Qué mejor manera de pasar las vacaciones que hacer un viaje desde una isla hasta el epicentro del mundo perdido, atravesando un país de norte a sur.
Narra la historia que un grupo de turistas venezolanos, europeos y norteamericanos se embarcaron en esa aventura, cada uno con expectativas y emociones diferentes, pero con un fin común, deleitarse de las bondades de esta tierra legendaria y mística.
En el mes de enero 2001, a primera hora de la mañana, regresaban a la Isla de Margarita, punto de partido de su travesía para descubrir la leyenda, viviendo y compartiendo vivencias únicas de Canaima y Kavak, paraísos principales de ese mundo.
A bordo de un DC-3, los turistas estaban ocupados admirando sus fotografías, reviviendo y compartiendo la experiencia vivida. Luego de pernoctar una noche en Ciudad Bolívar, el vuelo de regreso acababa de despegar con una veintena de ellos y tres tripulantes rumbo a la isla, cuando se precipitó a tierra por razones técnicas, desplomándose sobre una vivienda y donde perdieron la vida los pasajeros y la tripulación, por el impacto y posterior incendio.
Este fatídico episodio frustró el periplo de los viajeros y la carrera profesional de la tripulación. Lo primero que expresaban testigos del aeropuerto fue: «¡Vaya, qué historia tan fantástica van a tener cuando regresen!», dada la felicidad que los embargaba al revivir mentalmente sus experiencias grupales en el destino turístico, mientras esperaban para embarcar.

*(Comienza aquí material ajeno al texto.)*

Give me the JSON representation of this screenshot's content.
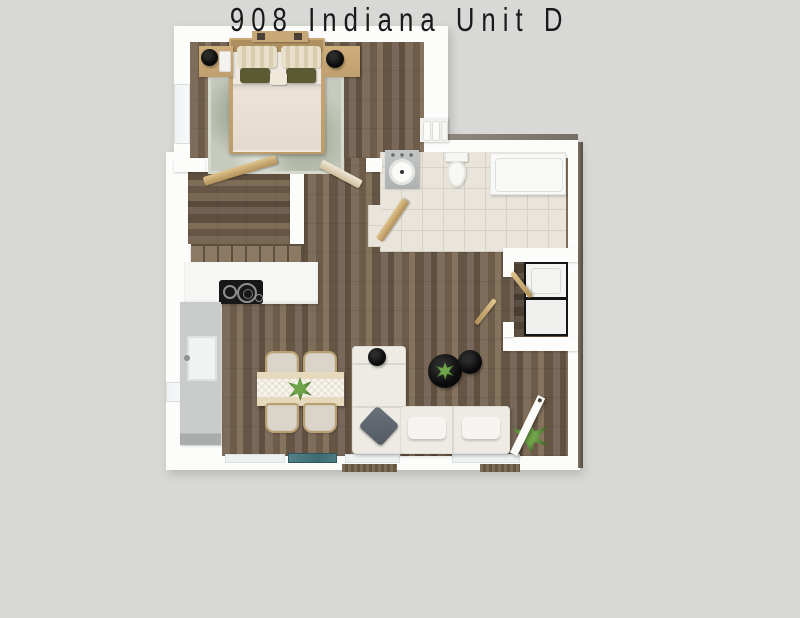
{
  "caption": {
    "text": "908 Indiana Unit D",
    "color": "#1a1a1a"
  },
  "scene": {
    "kind": "3d-floor-plan-top-view",
    "background_color": "#d8d9d6",
    "wall_color": "#fcfcfb",
    "wood_floor_color": "#746453",
    "tile_floor_color": "#e9e5dc",
    "rooms": [
      {
        "name": "Bedroom",
        "floor": "wood",
        "features": [
          "double-bed",
          "headboard-shelf",
          "striped-pillows",
          "olive-accent-pillows",
          "area-rug",
          "nightstand-left",
          "nightstand-right",
          "black-table-lamps",
          "left-wall-window",
          "two-swing-doors"
        ]
      },
      {
        "name": "Closet",
        "floor": "wood",
        "features": [
          "tan-swing-door",
          "storage-cabinet-row"
        ]
      },
      {
        "name": "Bathroom",
        "floor": "tile",
        "features": [
          "gray-vanity-with-round-sink",
          "toilet",
          "bathtub",
          "tan-swing-door",
          "towel-shelf"
        ]
      },
      {
        "name": "Kitchen",
        "floor": "wood",
        "features": [
          "white-counter",
          "black-cooktop",
          "gray-side-counter",
          "kitchen-sink",
          "left-wall-window"
        ]
      },
      {
        "name": "Living-Dining",
        "floor": "wood",
        "features": [
          "dining-table-with-runner",
          "four-beige-chairs",
          "centerpiece-plant",
          "l-shaped-white-sectional-sofa",
          "gray-throw-pillow",
          "white-throw-pillows",
          "two-round-black-coffee-tables",
          "coffee-table-plant",
          "floor-plant",
          "white-entry-door",
          "bottom-wall-windows",
          "teal-glass-window",
          "exterior-door-mats"
        ]
      },
      {
        "name": "Laundry Nook",
        "floor": "wood",
        "features": [
          "stacked-washer-dryer",
          "bifold-chevron-doors"
        ]
      }
    ]
  }
}
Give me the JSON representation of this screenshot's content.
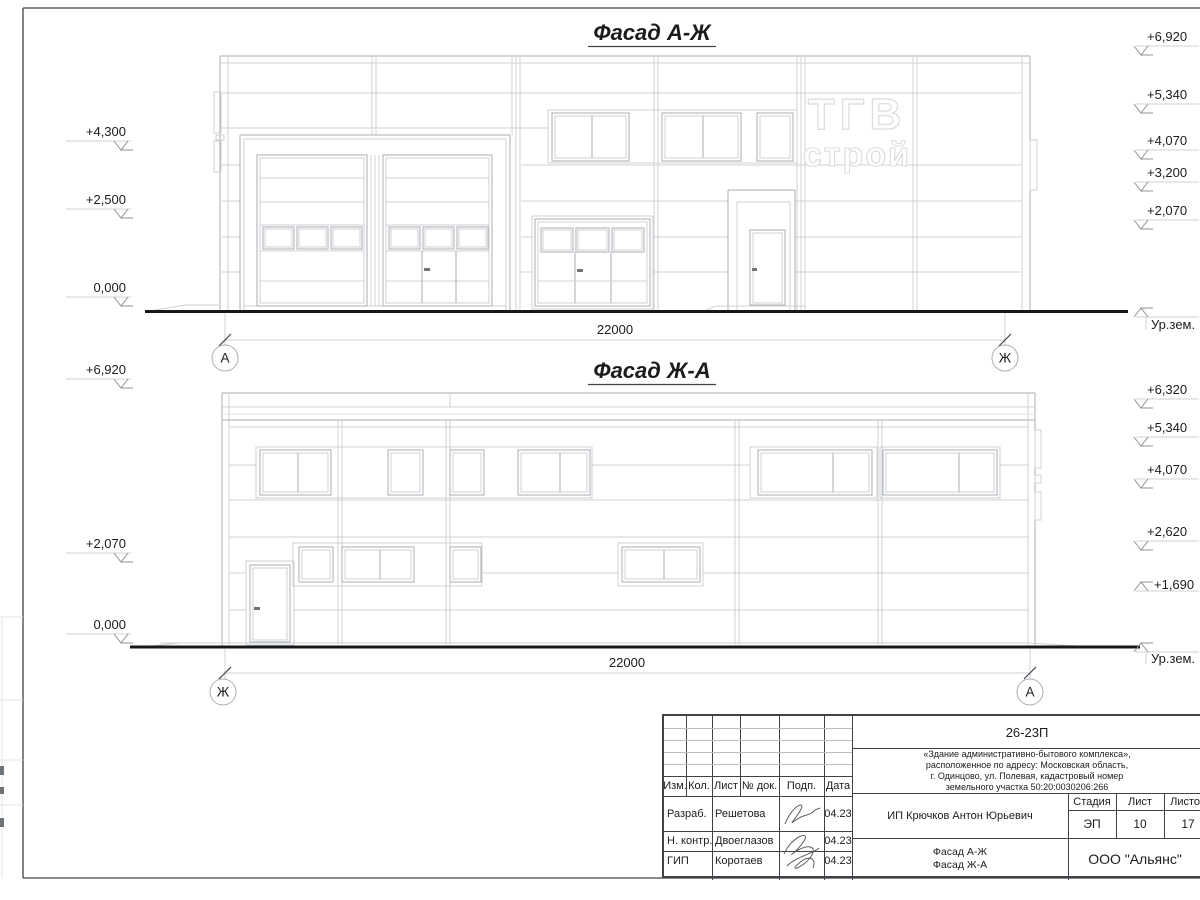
{
  "colors": {
    "ink": "#1b1c1e",
    "line_light": "#ccd0d3",
    "line_medium": "#a9aeb3",
    "line_dark": "#3f4347",
    "ground_line": "#17181a",
    "logo_outline": "#dadcde",
    "background": "#ffffff"
  },
  "facades": [
    {
      "title": "Фасад А-Ж",
      "dimension": "22000",
      "axis_left": "А",
      "axis_right": "Ж",
      "ground_label": "Ур.зем.",
      "elev_left": [
        "+4,300",
        "+2,500",
        "0,000"
      ],
      "elev_right": [
        "+6,920",
        "+5,340",
        "+4,070",
        "+3,200",
        "+2,070"
      ]
    },
    {
      "title": "Фасад Ж-А",
      "dimension": "22000",
      "axis_left": "Ж",
      "axis_right": "А",
      "ground_label": "Ур.зем.",
      "elev_left": [
        "+6,920",
        "+2,070",
        "0,000"
      ],
      "elev_right": [
        "+6,320",
        "+5,340",
        "+4,070",
        "+2,620",
        "+1,690"
      ]
    }
  ],
  "logo": {
    "line1": "ТГВ",
    "line2": "строй"
  },
  "title_block": {
    "doc_number": "26-23П",
    "project_description": "«Здание административно-бытового комплекса»,\nрасположенное по адресу: Московская область,\nг. Одинцово, ул. Полевая, кадастровый номер\nземельного участка 50:20:0030206:266",
    "columns": {
      "izm": "Изм.",
      "kol": "Кол.",
      "list": "Лист",
      "doc": "№ док.",
      "podp": "Подп.",
      "data": "Дата"
    },
    "rows": [
      {
        "role": "Разраб.",
        "name": "Решетова",
        "date": "04.23"
      },
      {
        "role": "Н. контр.",
        "name": "Двоеглазов",
        "date": "04.23"
      },
      {
        "role": "ГИП",
        "name": "Коротаев",
        "date": "04.23"
      }
    ],
    "client": "ИП Крючков Антон Юрьевич",
    "stage_label": "Стадия",
    "sheet_label": "Лист",
    "sheets_label": "Листов",
    "stage": "ЭП",
    "sheet_number": "10",
    "sheets_total": "17",
    "sheet_title": "Фасад А-Ж\nФасад Ж-А",
    "organization": "ООО \"Альянс\""
  }
}
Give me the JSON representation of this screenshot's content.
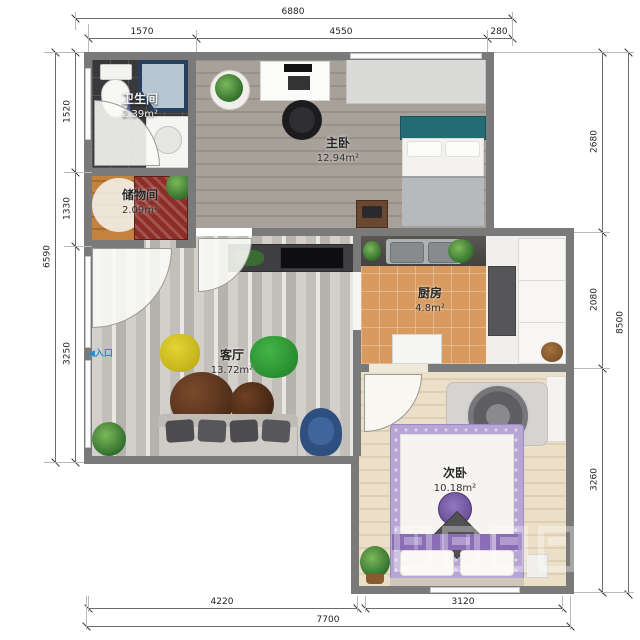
{
  "plan": {
    "rooms": {
      "bathroom": {
        "name": "卫生间",
        "area": "2.39m²"
      },
      "storage": {
        "name": "储物间",
        "area": "2.09m²"
      },
      "master_bedroom": {
        "name": "主卧",
        "area": "12.94m²"
      },
      "kitchen": {
        "name": "厨房",
        "area": "4.8m²"
      },
      "living_room": {
        "name": "客厅",
        "area": "13.72m²"
      },
      "second_bedroom": {
        "name": "次卧",
        "area": "10.18m²"
      }
    },
    "entrance": {
      "label": "入口",
      "arrow": "◀"
    }
  },
  "dimensions": {
    "top": {
      "overall": "6880",
      "segments": [
        "1570",
        "4550",
        "280"
      ]
    },
    "left": {
      "overall": "6590",
      "segments": [
        "1520",
        "1330",
        "3250"
      ]
    },
    "right": {
      "overall": "8500",
      "segments": [
        "2680",
        "2080",
        "3260"
      ]
    },
    "bottom": {
      "overall": "7700",
      "segments": [
        "4220",
        "3120"
      ]
    }
  },
  "colors": {
    "wall": "#7a7a7a",
    "entrance_accent": "#1e8fd8",
    "master_bed_teal": "#256b74",
    "second_bed_purple": "#8a6db4",
    "kitchen_floor": "#d89a5e",
    "bathroom_floor": "#39393b"
  }
}
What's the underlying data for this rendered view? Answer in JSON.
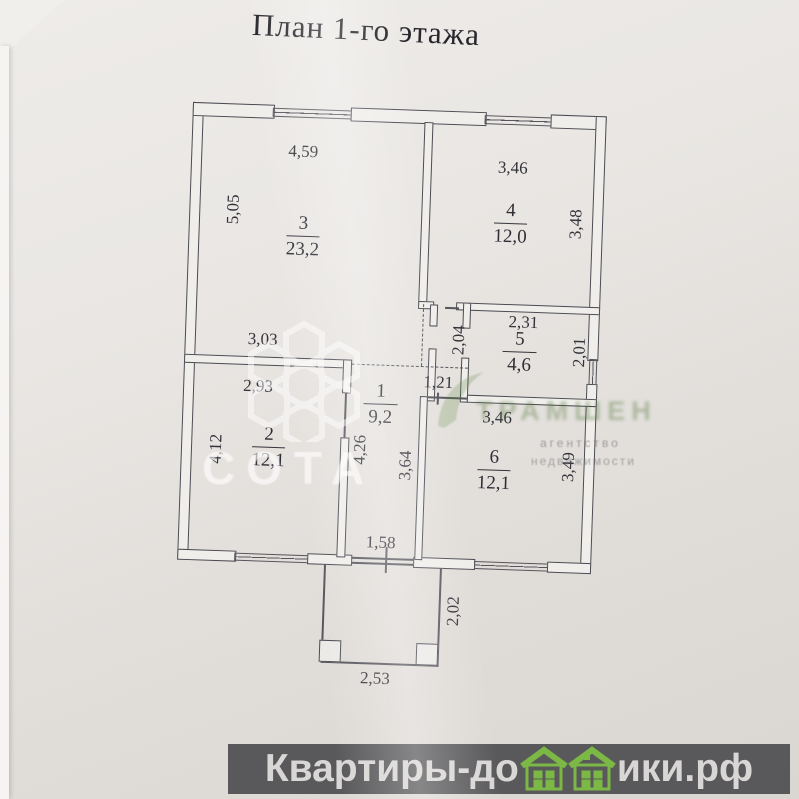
{
  "title": "План 1-го этажа",
  "rooms": {
    "r1": {
      "number": "1",
      "area": "9,2"
    },
    "r2": {
      "number": "2",
      "area": "12,1"
    },
    "r3": {
      "number": "3",
      "area": "23,2"
    },
    "r4": {
      "number": "4",
      "area": "12,0"
    },
    "r5": {
      "number": "5",
      "area": "4,6"
    },
    "r6": {
      "number": "6",
      "area": "12,1"
    }
  },
  "dims": {
    "top_left": "4,59",
    "top_right": "3,46",
    "left_upper": "5,05",
    "right_upper": "3,48",
    "room5_top": "2,31",
    "corridor_h": "2,04",
    "room5_right": "2,01",
    "room2_above": "3,03",
    "room2_top": "2,93",
    "passage": "1,21",
    "room6_top": "3,46",
    "room2_left": "4,12",
    "hall_left": "4,26",
    "hall_right": "3,64",
    "room6_right": "3,49",
    "entrance": "1,58",
    "porch_right": "2,02",
    "porch_bottom": "2,53"
  },
  "watermarks": {
    "sota": "СОТА",
    "agency": "ТРАМШЕН",
    "agency_sub1": "агентство",
    "agency_sub2": "недвижимости"
  },
  "footer": {
    "site_left": "Квартиры-до",
    "site_right": "ики.рф",
    "bar_color": "#59595b",
    "house_green": "#7cb845"
  }
}
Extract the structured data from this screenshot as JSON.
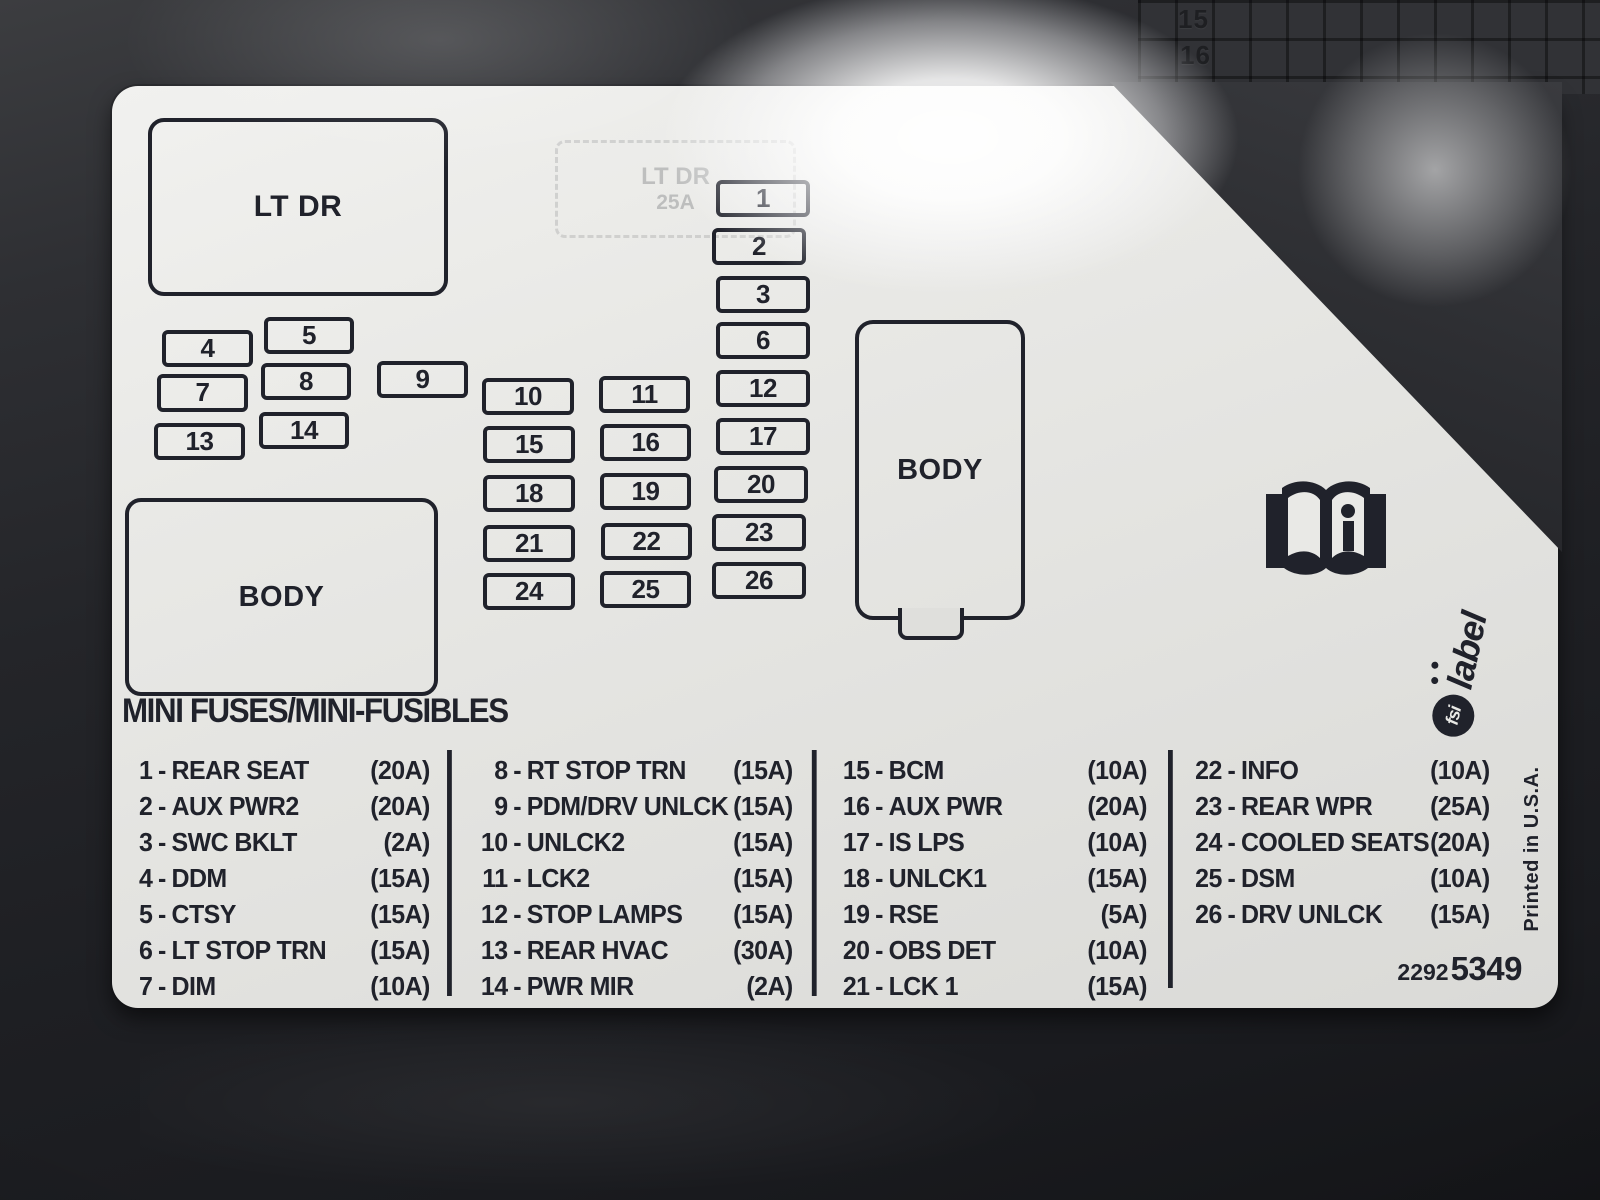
{
  "photo": {
    "surface_grid_numbers": [
      "15",
      "16"
    ],
    "label": {
      "title": "MINI FUSES/MINI-FUSIBLES",
      "lt_dr_box": "LT DR",
      "body_box_left": "BODY",
      "body_box_right": "BODY",
      "ghost_imprint": {
        "line1": "LT DR",
        "line2": "25A"
      },
      "fuse_slots": [
        {
          "n": "1",
          "x": 604,
          "y": 94,
          "w": 86,
          "h": 29
        },
        {
          "n": "2",
          "x": 600,
          "y": 142,
          "w": 86,
          "h": 29
        },
        {
          "n": "3",
          "x": 604,
          "y": 190,
          "w": 86,
          "h": 29
        },
        {
          "n": "4",
          "x": 50,
          "y": 244,
          "w": 83,
          "h": 29
        },
        {
          "n": "5",
          "x": 152,
          "y": 231,
          "w": 82,
          "h": 29
        },
        {
          "n": "6",
          "x": 604,
          "y": 236,
          "w": 86,
          "h": 29
        },
        {
          "n": "7",
          "x": 45,
          "y": 288,
          "w": 83,
          "h": 30
        },
        {
          "n": "8",
          "x": 149,
          "y": 277,
          "w": 82,
          "h": 29
        },
        {
          "n": "9",
          "x": 265,
          "y": 275,
          "w": 83,
          "h": 29
        },
        {
          "n": "10",
          "x": 370,
          "y": 292,
          "w": 84,
          "h": 29
        },
        {
          "n": "11",
          "x": 487,
          "y": 290,
          "w": 83,
          "h": 29
        },
        {
          "n": "12",
          "x": 604,
          "y": 284,
          "w": 86,
          "h": 29
        },
        {
          "n": "13",
          "x": 42,
          "y": 337,
          "w": 83,
          "h": 29
        },
        {
          "n": "14",
          "x": 147,
          "y": 326,
          "w": 82,
          "h": 29
        },
        {
          "n": "15",
          "x": 371,
          "y": 340,
          "w": 84,
          "h": 29
        },
        {
          "n": "16",
          "x": 488,
          "y": 338,
          "w": 83,
          "h": 29
        },
        {
          "n": "17",
          "x": 604,
          "y": 332,
          "w": 86,
          "h": 29
        },
        {
          "n": "18",
          "x": 371,
          "y": 389,
          "w": 84,
          "h": 29
        },
        {
          "n": "19",
          "x": 488,
          "y": 387,
          "w": 83,
          "h": 29
        },
        {
          "n": "20",
          "x": 602,
          "y": 380,
          "w": 86,
          "h": 29
        },
        {
          "n": "21",
          "x": 371,
          "y": 439,
          "w": 84,
          "h": 29
        },
        {
          "n": "22",
          "x": 489,
          "y": 437,
          "w": 83,
          "h": 29
        },
        {
          "n": "23",
          "x": 600,
          "y": 428,
          "w": 86,
          "h": 29
        },
        {
          "n": "24",
          "x": 371,
          "y": 487,
          "w": 84,
          "h": 29
        },
        {
          "n": "25",
          "x": 488,
          "y": 485,
          "w": 83,
          "h": 29
        },
        {
          "n": "26",
          "x": 600,
          "y": 476,
          "w": 86,
          "h": 29
        }
      ],
      "legend": {
        "separator": "-",
        "columns": [
          {
            "entries": [
              {
                "num": "1",
                "name": "REAR SEAT",
                "amp": "(20A)"
              },
              {
                "num": "2",
                "name": "AUX PWR2",
                "amp": "(20A)"
              },
              {
                "num": "3",
                "name": "SWC BKLT",
                "amp": "(2A)"
              },
              {
                "num": "4",
                "name": "DDM",
                "amp": "(15A)"
              },
              {
                "num": "5",
                "name": "CTSY",
                "amp": "(15A)"
              },
              {
                "num": "6",
                "name": "LT STOP TRN",
                "amp": "(15A)"
              },
              {
                "num": "7",
                "name": "DIM",
                "amp": "(10A)"
              }
            ]
          },
          {
            "entries": [
              {
                "num": "8",
                "name": "RT STOP TRN",
                "amp": "(15A)"
              },
              {
                "num": "9",
                "name": "PDM/DRV UNLCK",
                "amp": "(15A)"
              },
              {
                "num": "10",
                "name": "UNLCK2",
                "amp": "(15A)"
              },
              {
                "num": "11",
                "name": "LCK2",
                "amp": "(15A)"
              },
              {
                "num": "12",
                "name": "STOP LAMPS",
                "amp": "(15A)"
              },
              {
                "num": "13",
                "name": "REAR HVAC",
                "amp": "(30A)"
              },
              {
                "num": "14",
                "name": "PWR MIR",
                "amp": "(2A)"
              }
            ]
          },
          {
            "entries": [
              {
                "num": "15",
                "name": "BCM",
                "amp": "(10A)"
              },
              {
                "num": "16",
                "name": "AUX PWR",
                "amp": "(20A)"
              },
              {
                "num": "17",
                "name": "IS LPS",
                "amp": "(10A)"
              },
              {
                "num": "18",
                "name": "UNLCK1",
                "amp": "(15A)"
              },
              {
                "num": "19",
                "name": "RSE",
                "amp": "(5A)"
              },
              {
                "num": "20",
                "name": "OBS DET",
                "amp": "(10A)"
              },
              {
                "num": "21",
                "name": "LCK 1",
                "amp": "(15A)"
              }
            ]
          },
          {
            "entries": [
              {
                "num": "22",
                "name": "INFO",
                "amp": "(10A)"
              },
              {
                "num": "23",
                "name": "REAR WPR",
                "amp": "(25A)"
              },
              {
                "num": "24",
                "name": "COOLED SEATS",
                "amp": "(20A)"
              },
              {
                "num": "25",
                "name": "DSM",
                "amp": "(10A)"
              },
              {
                "num": "26",
                "name": "DRV UNLCK",
                "amp": "(15A)"
              }
            ]
          }
        ]
      },
      "brand": {
        "circle_text": "fsi",
        "word": "label"
      },
      "printed_in": "Printed in U.S.A.",
      "part_number_small": "2292",
      "part_number_large": "5349",
      "manual_icon": "owner-manual-book-icon"
    }
  }
}
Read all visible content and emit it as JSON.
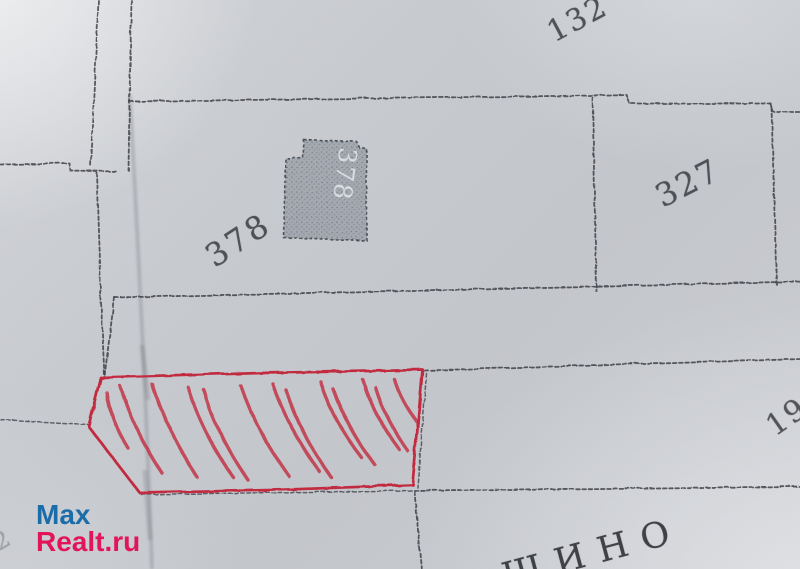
{
  "document": {
    "kind": "scanned cadastral plot plan photo",
    "place_name_partial": "ЩИНО"
  },
  "labels": {
    "parcel_132": "132",
    "parcel_378": "378",
    "building_378": "378",
    "parcel_327": "327",
    "parcel_19_partial": "19",
    "faint_mark": "2"
  },
  "watermark": {
    "line1": "Max",
    "line2": "Realt.ru"
  },
  "colors": {
    "paper": "#c7cacf",
    "line": "#44464c",
    "red": "#c22b40",
    "building_fill": "#a3a8af",
    "watermark_blue": "#1b6da9",
    "watermark_red": "#e21559"
  }
}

El accidente conmocionó no solo a los estados Bolívar y Nueva Esparta, sino también a toda Venezuela. Como entidad donde se originó el incidente, se encomendó a la máxima institución turística apoyar a la cancillería de nuestro país para atender y prestar toda la logística necesaria a los familiares de los fallecidos en esos momentos de profundo dolor y repatriación de los restos.
De los momentos más difíciles que hemos tenido que afrontar. ¡Te lo puedo asegurar!
Una experiencia donde la empatía, sensibilidad y asertividad eran claves para reconfortar en algo a los extranjeros, que en medio de su dolor debían reconocer de alguna forma o a través de estudios forenses a sus seres queridos.
La dinámica de acompañarlos, guiarlos y ¿por qué no, reconfortarlos? duró cuatro días, desde su llegada a la ciudad hasta su partida.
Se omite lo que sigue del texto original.